Midwives also say they are being forced to discharge distressed women who are struggling to breastfeed for the first time just to free up a bed.

A report by the Royal College of Midwives (RCM) includes a survey of nearly 500 women in which 40 per cent said they were discharged before they were ready.

This included 9 per cent who said they were rushed out of the hospital, with some being distressed, in pain and struggling to cope with the new baby.

One woman said: ‘I had great care with my first baby, with the second I was rushed home within a couple hours of giving birth, distressed and in pain, probably still in shock, which contributed to my post-natal depression.’

Another mother said: ‘I definitely feel that staff are under huge stress and the quality of care is affected.

‘After I had my baby I felt awful and wanted to stay overnight but was told no, that it was not a hotel.’

Additionally, a survey of more than 3,000 midwives and maternity staff by the RCM found that women are not receiving enough home visits after the birth.

More than a third of staff said they did not have enough time to go through the basics such as feeding, bathing and breastfeeding with mothers.

One midwife told the RCM: ‘The women are discharged inadequately prepared from the ward because the hospital is grossly understaffed.’

One of the mothers questioned also referred to the problem, saying: ‘I saw so many different midwives, both before and after the birth of my baby, that they had not a hope of offering the kind of care that I wanted.

‘I never had a chance to get to know and trust any of them, and they never had a chance to get to know me.’

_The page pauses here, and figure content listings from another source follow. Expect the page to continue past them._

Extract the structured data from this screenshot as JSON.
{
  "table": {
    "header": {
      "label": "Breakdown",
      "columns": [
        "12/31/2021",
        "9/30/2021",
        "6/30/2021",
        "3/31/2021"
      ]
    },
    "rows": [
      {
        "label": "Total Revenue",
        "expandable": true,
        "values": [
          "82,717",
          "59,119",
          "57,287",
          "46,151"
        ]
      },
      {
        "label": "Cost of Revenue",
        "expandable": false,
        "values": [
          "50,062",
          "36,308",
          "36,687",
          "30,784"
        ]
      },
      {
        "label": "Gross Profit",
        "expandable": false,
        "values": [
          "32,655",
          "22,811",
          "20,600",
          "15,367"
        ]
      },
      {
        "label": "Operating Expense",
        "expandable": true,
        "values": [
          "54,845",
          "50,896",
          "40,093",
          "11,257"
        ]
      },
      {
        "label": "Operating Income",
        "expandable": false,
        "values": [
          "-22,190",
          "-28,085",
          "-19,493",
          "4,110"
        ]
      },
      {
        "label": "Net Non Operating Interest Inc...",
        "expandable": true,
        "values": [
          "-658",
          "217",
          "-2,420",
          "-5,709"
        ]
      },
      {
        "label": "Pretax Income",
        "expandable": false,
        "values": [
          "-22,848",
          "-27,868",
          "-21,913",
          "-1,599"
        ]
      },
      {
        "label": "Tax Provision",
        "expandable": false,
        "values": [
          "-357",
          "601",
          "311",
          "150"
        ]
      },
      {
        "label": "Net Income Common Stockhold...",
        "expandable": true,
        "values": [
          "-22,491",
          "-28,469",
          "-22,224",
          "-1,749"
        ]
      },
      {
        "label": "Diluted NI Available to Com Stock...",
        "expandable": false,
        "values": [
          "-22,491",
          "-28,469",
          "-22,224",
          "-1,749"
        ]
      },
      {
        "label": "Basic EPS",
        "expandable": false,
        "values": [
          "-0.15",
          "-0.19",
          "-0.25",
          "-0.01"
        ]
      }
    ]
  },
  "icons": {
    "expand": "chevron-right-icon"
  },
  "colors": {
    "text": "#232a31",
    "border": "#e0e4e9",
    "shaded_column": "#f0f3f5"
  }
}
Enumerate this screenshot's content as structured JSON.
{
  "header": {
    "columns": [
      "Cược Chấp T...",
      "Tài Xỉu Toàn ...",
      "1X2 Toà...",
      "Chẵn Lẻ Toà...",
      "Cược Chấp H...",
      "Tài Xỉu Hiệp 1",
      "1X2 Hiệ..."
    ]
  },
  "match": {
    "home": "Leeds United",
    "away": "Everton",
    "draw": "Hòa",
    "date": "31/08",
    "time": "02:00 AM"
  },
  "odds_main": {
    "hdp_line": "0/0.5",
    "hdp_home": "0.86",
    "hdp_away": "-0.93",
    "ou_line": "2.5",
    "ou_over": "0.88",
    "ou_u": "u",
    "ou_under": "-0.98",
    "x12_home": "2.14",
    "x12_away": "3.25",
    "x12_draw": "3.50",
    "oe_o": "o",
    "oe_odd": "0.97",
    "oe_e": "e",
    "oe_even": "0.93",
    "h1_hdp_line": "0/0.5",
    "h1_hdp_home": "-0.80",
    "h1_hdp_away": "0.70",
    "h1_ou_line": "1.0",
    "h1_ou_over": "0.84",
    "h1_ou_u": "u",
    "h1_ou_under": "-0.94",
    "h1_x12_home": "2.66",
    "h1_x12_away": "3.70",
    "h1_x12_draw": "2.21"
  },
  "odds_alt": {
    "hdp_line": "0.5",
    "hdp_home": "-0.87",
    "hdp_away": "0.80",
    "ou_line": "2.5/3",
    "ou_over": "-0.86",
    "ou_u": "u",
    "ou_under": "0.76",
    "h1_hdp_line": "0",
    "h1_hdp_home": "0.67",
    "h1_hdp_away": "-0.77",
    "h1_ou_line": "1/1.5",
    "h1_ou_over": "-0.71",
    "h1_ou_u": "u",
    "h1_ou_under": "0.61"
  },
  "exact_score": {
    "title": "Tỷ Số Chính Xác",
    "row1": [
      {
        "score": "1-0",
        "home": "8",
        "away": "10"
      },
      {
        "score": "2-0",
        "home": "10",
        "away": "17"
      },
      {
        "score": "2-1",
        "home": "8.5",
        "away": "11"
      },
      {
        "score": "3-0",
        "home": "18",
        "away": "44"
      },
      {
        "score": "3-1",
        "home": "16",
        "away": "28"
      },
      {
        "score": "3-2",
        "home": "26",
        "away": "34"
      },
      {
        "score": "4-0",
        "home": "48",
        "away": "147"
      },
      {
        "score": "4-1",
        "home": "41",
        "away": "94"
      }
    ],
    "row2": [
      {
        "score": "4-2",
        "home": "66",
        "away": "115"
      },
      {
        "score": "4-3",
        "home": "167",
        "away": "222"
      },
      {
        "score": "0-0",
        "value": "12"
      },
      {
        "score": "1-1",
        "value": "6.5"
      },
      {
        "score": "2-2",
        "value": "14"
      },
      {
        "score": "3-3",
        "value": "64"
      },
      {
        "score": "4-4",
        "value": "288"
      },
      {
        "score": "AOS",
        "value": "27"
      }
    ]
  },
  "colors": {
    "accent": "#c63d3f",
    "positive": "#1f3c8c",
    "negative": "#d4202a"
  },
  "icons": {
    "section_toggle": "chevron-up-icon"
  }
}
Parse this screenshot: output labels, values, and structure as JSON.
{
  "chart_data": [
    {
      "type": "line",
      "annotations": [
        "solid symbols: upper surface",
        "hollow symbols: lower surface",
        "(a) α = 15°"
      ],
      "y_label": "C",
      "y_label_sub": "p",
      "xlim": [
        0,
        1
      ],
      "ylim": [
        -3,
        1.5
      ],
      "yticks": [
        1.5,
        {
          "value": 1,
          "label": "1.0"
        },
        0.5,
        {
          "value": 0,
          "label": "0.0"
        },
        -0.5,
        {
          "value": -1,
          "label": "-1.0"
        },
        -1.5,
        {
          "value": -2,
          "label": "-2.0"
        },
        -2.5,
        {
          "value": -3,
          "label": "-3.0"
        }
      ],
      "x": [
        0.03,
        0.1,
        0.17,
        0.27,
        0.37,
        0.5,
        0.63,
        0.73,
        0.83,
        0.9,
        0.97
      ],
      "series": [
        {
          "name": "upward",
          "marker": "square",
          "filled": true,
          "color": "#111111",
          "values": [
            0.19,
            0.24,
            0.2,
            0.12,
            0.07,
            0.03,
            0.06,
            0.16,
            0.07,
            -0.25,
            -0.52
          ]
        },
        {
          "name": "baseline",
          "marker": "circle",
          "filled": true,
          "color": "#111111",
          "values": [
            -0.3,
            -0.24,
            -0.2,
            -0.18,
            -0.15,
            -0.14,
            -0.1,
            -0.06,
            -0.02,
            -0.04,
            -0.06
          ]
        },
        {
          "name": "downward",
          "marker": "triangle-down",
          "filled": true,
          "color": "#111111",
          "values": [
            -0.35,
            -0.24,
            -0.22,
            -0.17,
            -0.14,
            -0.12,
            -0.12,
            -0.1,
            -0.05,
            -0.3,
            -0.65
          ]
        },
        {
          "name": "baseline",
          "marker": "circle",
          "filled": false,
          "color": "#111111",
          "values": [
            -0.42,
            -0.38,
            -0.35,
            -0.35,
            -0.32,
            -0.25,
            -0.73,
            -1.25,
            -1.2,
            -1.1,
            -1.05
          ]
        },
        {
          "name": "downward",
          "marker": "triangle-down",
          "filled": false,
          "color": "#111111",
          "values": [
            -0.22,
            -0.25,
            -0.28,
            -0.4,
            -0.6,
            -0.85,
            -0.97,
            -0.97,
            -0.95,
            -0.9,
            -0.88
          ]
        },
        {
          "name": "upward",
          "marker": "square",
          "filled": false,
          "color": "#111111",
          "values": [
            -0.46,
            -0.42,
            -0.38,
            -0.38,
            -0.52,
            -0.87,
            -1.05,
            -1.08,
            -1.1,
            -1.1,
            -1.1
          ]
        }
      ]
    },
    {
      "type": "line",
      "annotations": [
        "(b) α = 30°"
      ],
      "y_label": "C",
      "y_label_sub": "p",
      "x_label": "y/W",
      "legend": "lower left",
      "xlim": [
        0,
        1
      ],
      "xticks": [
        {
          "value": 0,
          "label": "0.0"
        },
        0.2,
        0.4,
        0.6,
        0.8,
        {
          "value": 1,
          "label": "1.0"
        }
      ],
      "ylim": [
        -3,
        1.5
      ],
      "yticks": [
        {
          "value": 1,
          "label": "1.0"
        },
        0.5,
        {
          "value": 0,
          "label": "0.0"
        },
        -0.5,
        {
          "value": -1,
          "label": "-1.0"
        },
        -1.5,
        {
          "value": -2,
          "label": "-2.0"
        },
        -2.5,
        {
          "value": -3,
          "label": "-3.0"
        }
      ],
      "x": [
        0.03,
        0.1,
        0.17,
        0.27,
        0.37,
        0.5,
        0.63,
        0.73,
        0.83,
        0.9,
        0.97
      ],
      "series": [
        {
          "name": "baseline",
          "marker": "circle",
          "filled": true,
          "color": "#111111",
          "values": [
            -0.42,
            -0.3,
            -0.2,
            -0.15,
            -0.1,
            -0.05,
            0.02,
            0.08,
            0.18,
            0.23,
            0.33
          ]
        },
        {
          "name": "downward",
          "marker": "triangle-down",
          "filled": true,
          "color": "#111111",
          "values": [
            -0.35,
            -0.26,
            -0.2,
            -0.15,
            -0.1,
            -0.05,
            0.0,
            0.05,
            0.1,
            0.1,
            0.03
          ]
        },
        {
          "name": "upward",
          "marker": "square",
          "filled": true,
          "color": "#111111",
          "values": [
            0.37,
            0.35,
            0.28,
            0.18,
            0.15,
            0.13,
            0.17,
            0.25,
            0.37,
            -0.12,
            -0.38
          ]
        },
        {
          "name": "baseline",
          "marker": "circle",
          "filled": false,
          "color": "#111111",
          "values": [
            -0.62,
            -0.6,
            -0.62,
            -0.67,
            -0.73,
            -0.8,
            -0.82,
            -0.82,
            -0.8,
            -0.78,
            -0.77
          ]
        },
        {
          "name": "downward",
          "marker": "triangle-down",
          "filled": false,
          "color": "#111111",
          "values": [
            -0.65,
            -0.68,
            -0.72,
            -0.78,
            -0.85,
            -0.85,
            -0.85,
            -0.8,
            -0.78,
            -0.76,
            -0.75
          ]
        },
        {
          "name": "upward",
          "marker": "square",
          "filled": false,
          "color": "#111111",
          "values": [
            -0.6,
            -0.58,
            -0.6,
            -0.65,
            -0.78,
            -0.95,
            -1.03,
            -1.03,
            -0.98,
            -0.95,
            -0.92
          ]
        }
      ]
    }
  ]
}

The RCM says there are too few midwives to properly look after women while they are in hospital and after being discharged, with the birth rate in England having risen by a fifth in the last decade. It has calculated that an extra 5,000 midwives are needed.

Cathy Warwick, chief executive of the RCM, said the shortage meant that women are not getting the best possible post-natal care.

‘This can have a massive impact on the health and wellbeing of the mother and her baby after the birth and well into the future,’ she said.

‘The impact good post-natal care has on women’s experiences and their long-term health should not be underestimated. Post-natal care should always be based on women’s needs and not on funding or organisational issues.

‘This reinforces the need for more midwives. Numbers have been increasing but not fast enough and England remains seriously short of the numbers needed if care is to be of high quality throughout antenatal, labour and postnatal care.’

Projections show that 743,000 babies will be born this year, the highest since 1971.

In addition, a higher number of women are having more complicated births due to obesity, type 2 diabetes and the fact they are having children at an older age.

A Department of Health spokesman said: ‘The NHS remains one of the safest places in the world to give birth and the latest independent CQC survey found that maternity care in England continues to improve, with women reporting high levels of trust and confidence in staff caring for them.

‘We now have over 1,700 more midwives since 2010 with a further 6,000 in training, which will help hospitals to make sure they give the best possible support to all families.